As we close this July issue, there’s been no announcement as to who, if anyone, will win the bid to own some or all of Armstrong Flooring’s assets as a “going concern”-which means the new owner steps in, and the business never stops operating. Unsubstantiated rumors tell us that the Asia Pacific assets have sold for a healthy bid, but the other assets are still up in the air.

It’s hard to know why the bankruptcy court has allowed so many delays in the auction process. As it stands now, the final auction will be held on July 5 and the presentation to the court on July 7. That is also about the time Debtor in Possession loans are due, so the first full week of July is when the sand runs out of the hourglass. We’ve heard that the delays for the sale of U.S. assets have been driven by the lack of compromise within the seven groups that have a voice in the decision-each with diverging interests. There are two banks, three unions, a retired employee committee and an unsecured creditors committee.

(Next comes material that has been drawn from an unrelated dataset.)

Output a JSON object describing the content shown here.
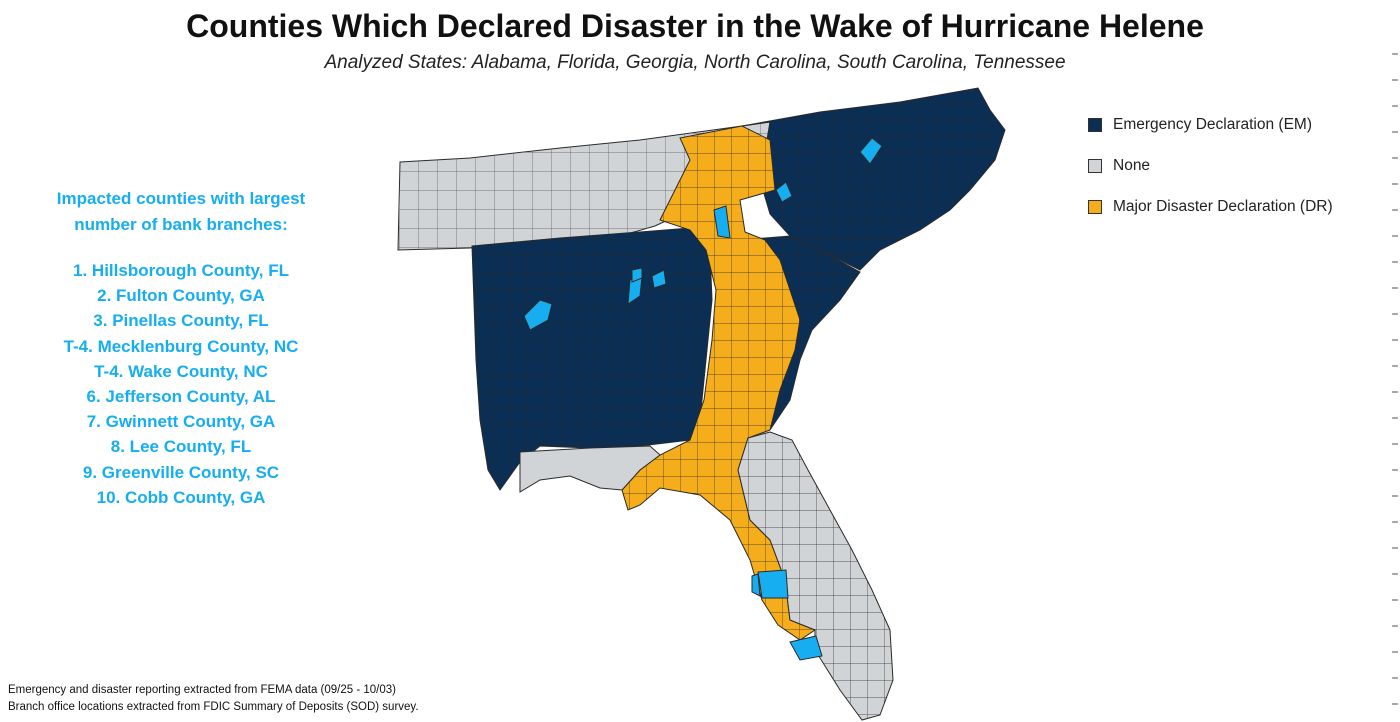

Naturally, this topic was discussed throughout the hallways of NeoCon, since the most attractive part of Armstrong’s business is its specified commercial offering, and the reputation that goes with it. Several of Armstrong’s competitors in the resilient category were being asked if they could jump in with an “or equal” product should this bankruptcy process not end well. Stay tuned.

In the last six weeks, we’ve seen more evidence that the flooring industry is in the mature phase as suppliers consolidate. Probably the biggest from a revenue perspective is Mohawk’s acquisition of Vitromex for $293 million in cash. Vitromex is the marketshare leader in the Mexican tile business with $204 million in sales in 2021. While this move does reduce the number of global tile companies by one, it may not have a big impact on the U.S. tile business other than giving Mohawk an even larger knowledge base within the category.

The second one is Bauwerk’s acquisition of Somerset Hardwood for an undisclosed amount. Bauwerk, a Swiss company with production in Switzerland, Lithuania and Croatia, has been building the Boen brand here in the U.S., so they will now have two brands plus U.S.-based production in Somerset, Kentucky. It will be interesting to see how this European investment in the U.S. will impact the domestic hardwood business.